Cuba, executive director of the Miami-Dade Democratic Party, said the proposed fee stunned him, given the specific and narrow request he made in terms of time and county officials.
“I was like: Are you kidding me,” he said. “I didn’t ask them for anything complicated.”
Cuba is on the advisory board of Accountable Miami-Dade, a union-backed group pushing new limitations on campaign contributions in the county. The organization filed two truckloads worth of petition documents on Aug. 2 with the Elections Department for a proposed ballot item that would ban campaign contributions from county lobbyists, vendors and their families, reduce the $1,000 cap on individual donations to $250, and beef-up public financing of campaigns.
County commissioners stalled the petition effort on Aug. 9 when only six appeared for the meeting called to authorize election administrators to start counting the petitions. Seven commissioners are needed for a quorum, and now Accountable Miami-Dade is suing to force a count in time for the September printing of the November ballots. Cuba made his public records request on Aug. 10.

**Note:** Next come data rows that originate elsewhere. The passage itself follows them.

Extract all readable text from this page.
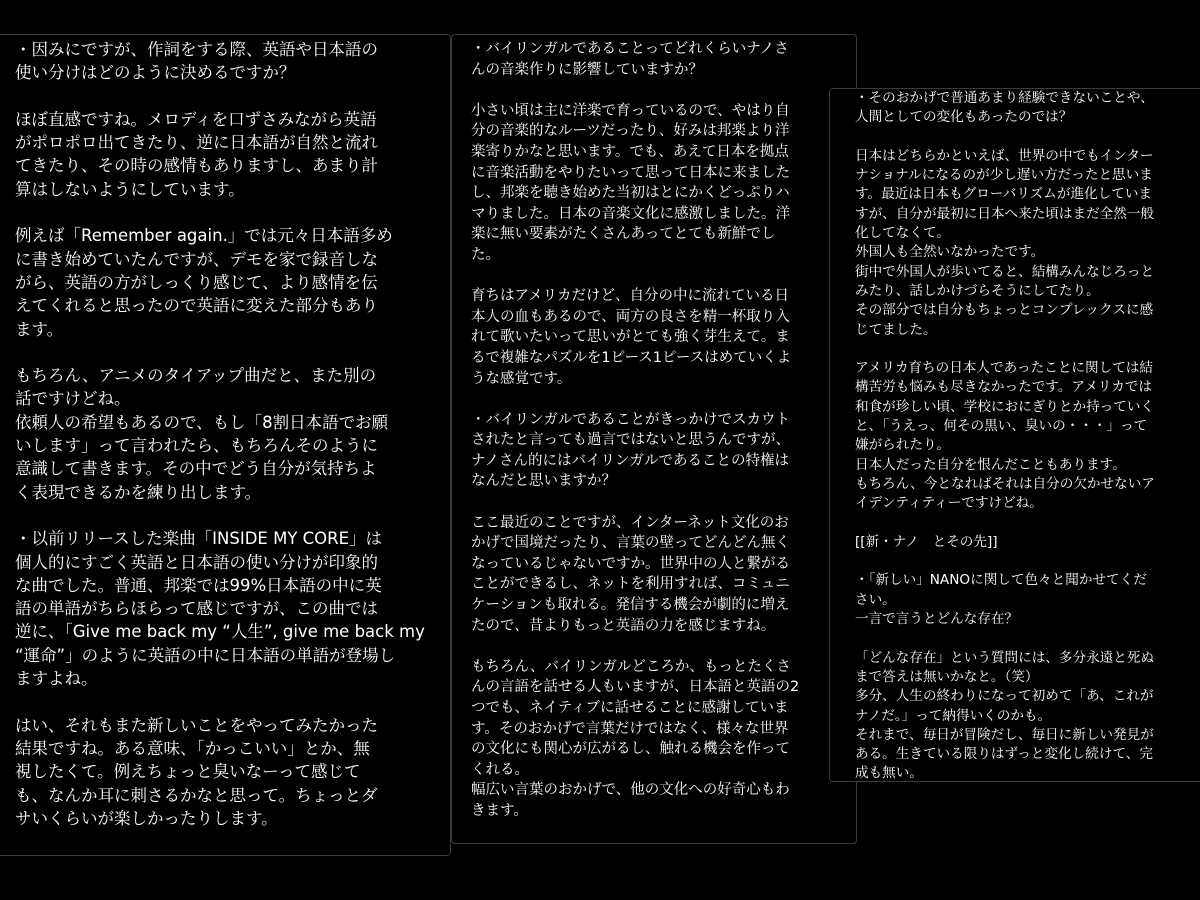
・因みにですが、作詞をする際、英語や日本語の
使い分けはどのように決めるですか？

ほぼ直感ですね。メロディを口ずさみながら英語
がポロポロ出てきたり、逆に日本語が自然と流れ
てきたり、その時の感情もありますし、あまり計
算はしないようにしています。

例えば「Remember again.」では元々日本語多め
に書き始めていたんですが、デモを家で録音しな
がら、英語の方がしっくり感じて、より感情を伝
えてくれると思ったので英語に変えた部分もあり
ます。

もちろん、アニメのタイアップ曲だと、また別の
話ですけどね。
依頼人の希望もあるので、もし「8割日本語でお願
いします」って言われたら、もちろんそのように
意識して書きます。その中でどう自分が気持ちよ
く表現できるかを練り出します。

・以前リリースした楽曲「INSIDE MY CORE」は
個人的にすごく英語と日本語の使い分けが印象的
な曲でした。普通、邦楽では99%日本語の中に英
語の単語がちらほらって感じですが、この曲では
逆に、「Give me back my “人生”, give me back my
“運命”」のように英語の中に日本語の単語が登場し
ますよね。

はい、それもまた新しいことをやってみたかった
結果ですね。ある意味、「かっこいい」とか、無
視したくて。例えちょっと臭いなーって感じて
も、なんか耳に刺さるかなと思って。ちょっとダ
サいくらいが楽しかったりします。

・バイリンガルであることってどれくらいナノさ
んの音楽作りに影響していますか？

小さい頃は主に洋楽で育っているので、やはり自
分の音楽的なルーツだったり、好みは邦楽より洋
楽寄りかなと思います。でも、あえて日本を拠点
に音楽活動をやりたいって思って日本に来ました
し、邦楽を聴き始めた当初はとにかくどっぷりハ
マりました。日本の音楽文化に感激しました。洋
楽に無い要素がたくさんあってとても新鮮でし
た。

育ちはアメリカだけど、自分の中に流れている日
本人の血もあるので、両方の良さを精一杯取り入
れて歌いたいって思いがとても強く芽生えて。ま
るで複雑なパズルを1ピース1ピースはめていくよ
うな感覚です。

・バイリンガルであることがきっかけでスカウト
されたと言っても過言ではないと思うんですが、
ナノさん的にはバイリンガルであることの特権は
なんだと思いますか？

ここ最近のことですが、インターネット文化のお
かげで国境だったり、言葉の壁ってどんどん無く
なっているじゃないですか。世界中の人と繋がる
ことができるし、ネットを利用すれば、コミュニ
ケーションも取れる。発信する機会が劇的に増え
たので、昔よりもっと英語の力を感じますね。

もちろん、バイリンガルどころか、もっとたくさ
んの言語を話せる人もいますが、日本語と英語の2
つでも、ネイティブに話せることに感謝していま
す。そのおかげで言葉だけではなく、様々な世界
の文化にも関心が広がるし、触れる機会を作って
くれる。
幅広い言葉のおかげで、他の文化への好奇心もわ
きます。

・そのおかげで普通あまり経験できないことや、
人間としての変化もあったのでは？

日本はどちらかといえば、世界の中でもインター
ナショナルになるのが少し遅い方だったと思いま
す。最近は日本もグローバリズムが進化していま
すが、自分が最初に日本へ来た頃はまだ全然一般
化してなくて。
外国人も全然いなかったです。
街中で外国人が歩いてると、結構みんなじろっと
みたり、話しかけづらそうにしてたり。
その部分では自分もちょっとコンプレックスに感
じてました。

アメリカ育ちの日本人であったことに関しては結
構苦労も悩みも尽きなかったです。アメリカでは
和食が珍しい頃、学校におにぎりとか持っていく
と、「うえっ、何その黒い、臭いの・・・」って
嫌がられたり。
日本人だった自分を恨んだこともあります。
もちろん、今となればそれは自分の欠かせないア
イデンティティーですけどね。

[[新・ナノ　とその先]]

・「新しい」NANOに関して色々と聞かせてくだ
さい。
一言で言うとどんな存在？

「どんな存在」という質問には、多分永遠と死ぬ
まで答えは無いかなと。（笑）
多分、人生の終わりになって初めて「あ、これが
ナノだ。」って納得いくのかも。
それまで、毎日が冒険だし、毎日に新しい発見が
ある。生きている限りはずっと変化し続けて、完
成も無い。
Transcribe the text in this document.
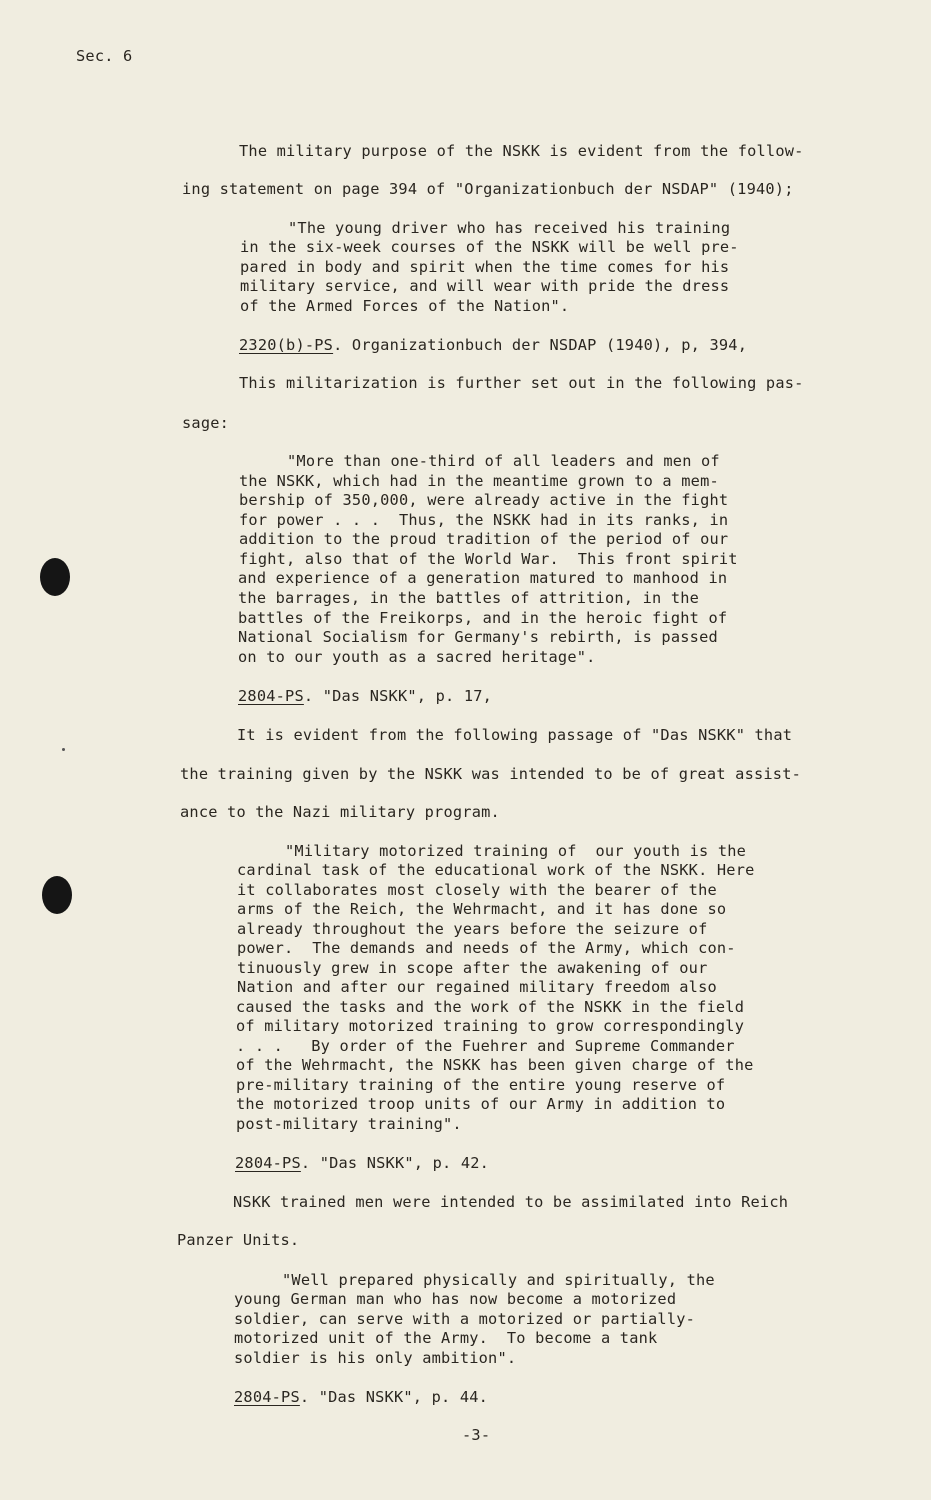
Sec. 6
The military purpose of the NSKK is evident from the follow-
ing statement on page 394 of "Organizationbuch der NSDAP" (1940);
"The young driver who has received his training
in the six-week courses of the NSKK will be well pre-
pared in body and spirit when the time comes for his
military service, and will wear with pride the dress
of the Armed Forces of the Nation".
2320(b)-PS. Organizationbuch der NSDAP (1940), p, 394,
This militarization is further set out in the following pas-
sage:
"More than one-third of all leaders and men of
the NSKK, which had in the meantime grown to a mem-
bership of 350,000, were already active in the fight
for power . . .  Thus, the NSKK had in its ranks, in
addition to the proud tradition of the period of our
fight, also that of the World War.  This front spirit
and experience of a generation matured to manhood in
the barrages, in the battles of attrition, in the
battles of the Freikorps, and in the heroic fight of
National Socialism for Germany's rebirth, is passed
on to our youth as a sacred heritage".
2804-PS. "Das NSKK", p. 17,
It is evident from the following passage of "Das NSKK" that
the training given by the NSKK was intended to be of great assist-
ance to the Nazi military program.
"Military motorized training of  our youth is the
cardinal task of the educational work of the NSKK. Here
it collaborates most closely with the bearer of the
arms of the Reich, the Wehrmacht, and it has done so
already throughout the years before the seizure of
power.  The demands and needs of the Army, which con-
tinuously grew in scope after the awakening of our
Nation and after our regained military freedom also
caused the tasks and the work of the NSKK in the field
of military motorized training to grow correspondingly
. . .   By order of the Fuehrer and Supreme Commander
of the Wehrmacht, the NSKK has been given charge of the
pre-military training of the entire young reserve of
the motorized troop units of our Army in addition to
post-military training".
2804-PS. "Das NSKK", p. 42.
NSKK trained men were intended to be assimilated into Reich
Panzer Units.
"Well prepared physically and spiritually, the
young German man who has now become a motorized
soldier, can serve with a motorized or partially-
motorized unit of the Army.  To become a tank
soldier is his only ambition".
2804-PS. "Das NSKK", p. 44.
-3-
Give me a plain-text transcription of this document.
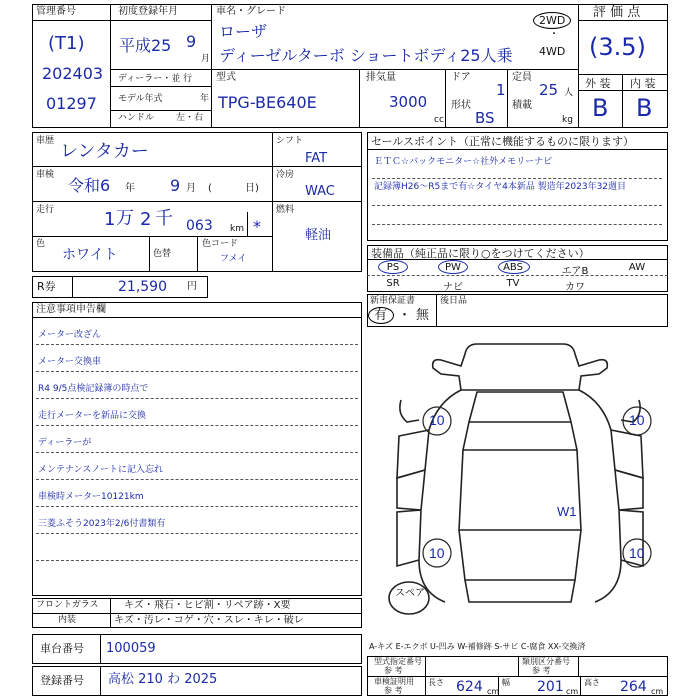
管理番号
(T1)
202403
01297
初度登録年月
平成25 9
月
車名・グレード
ローザ
ディーゼルターボ ショートボディ25人乗
2WD
・
4WD
評 価 点
(3.5)
外 装 内 装
B B
ディーラー・並 行
モデル年式	年
ハンドル 左・右
型式
TPG-BE640E
排気量
3000
cc
ドア
1
形状
BS
定員
25 人
積載
kg
車歴 レンタカー
車検
令和6 年 9 月 (	日)
走行	1 万 2 千 063 km *
色
ホワイト	色替
色コード
フメイ
シフト
FAT
冷房
WAC
燃料
軽油
R券	21,590 円
セールスポイント（正常に機能するものに限ります）
ＥＴＣ☆バックモニター☆社外メモリーナビ
記録簿H26～R5まで有☆タイヤ4本新品 製造年2023年32週目
装備品（純正品に限り○をつけてください）
PS	PW	ABS	エアB	AW
SR	ナビ	TV	カワ
新車保証書
有 ・ 無
後日品
注意事項申告欄
メーター改ざん
メーター交換車
R4 9/5点検記録簿の時点で
走行メーターを新品に交換
ディーラーが
メンテナンスノートに記入忘れ
車検時メーター10121km
三菱ふそう2023年2/6付書類有
10	10
10	10
W1
スペア
フロントガラス	キズ・飛石・ヒビ割・リペア跡・X要
内装	キズ・汚レ・コゲ・穴・スレ・キレ・破レ
車台番号 100059
登録番号 高松 210 わ 2025
A-キズ E-エクボ U-凹み W-補修跡 S-サビ C-腐食 XX-交換済
型式指定番号
参 考
類別区分番号
参 考
車検証明用
参 考
長さ 624 cm
幅 201 cm
高さ 264 cm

We need a Florida constitutional amendment to stop government from hiding the truth behind absurd charges like this https://t.co/mBKxovpkd5
— Marc Caputo (@MarcACaputo) August 17, 2016
Shortly after Cuba’s proposed fee became public Wednesday, county officials backed off the price tag. Marino said officials are drafting a new estimate based on a much smaller pool of county lawyers whose work overlaps with the petition drive. “They gave him a quote based on 130 county attorneys, but the 130 county attorneys did not deal with that,” she said. “He’s going to get a much lower estimate.” Michael Hernández, an Gimenez spokesman, said Wednesday afternoon that any records search for Cuba involving the mayor or staff under him — which includes the Elections Department but not the County Commission or County Attorney’s Office — will be performed without charge.
In her original email to Cuba, Marino offered to come back with a lower fee if he limited the request’s scope. “In light of the potential time and expense involved, please let us know if you would prefer to narrow your request,” she wrote. Cuba wrote back Wednesday: “This is an absolutely outrageous price to pay for an already narrowed public records request … We will NOT be paying $21,600 for records that belong to the public.”
The eye-popping price tag for a public-records search followed a similar episode with Miami Herald. Miami Beach asked for $73,000 to complete a records request the paper filed related to elevated levels of human-waste near the city’s pumps in Biscayne Bay. Miami Beach and the Herald agreed to a narrower scope of documents, and that search cost less than $50.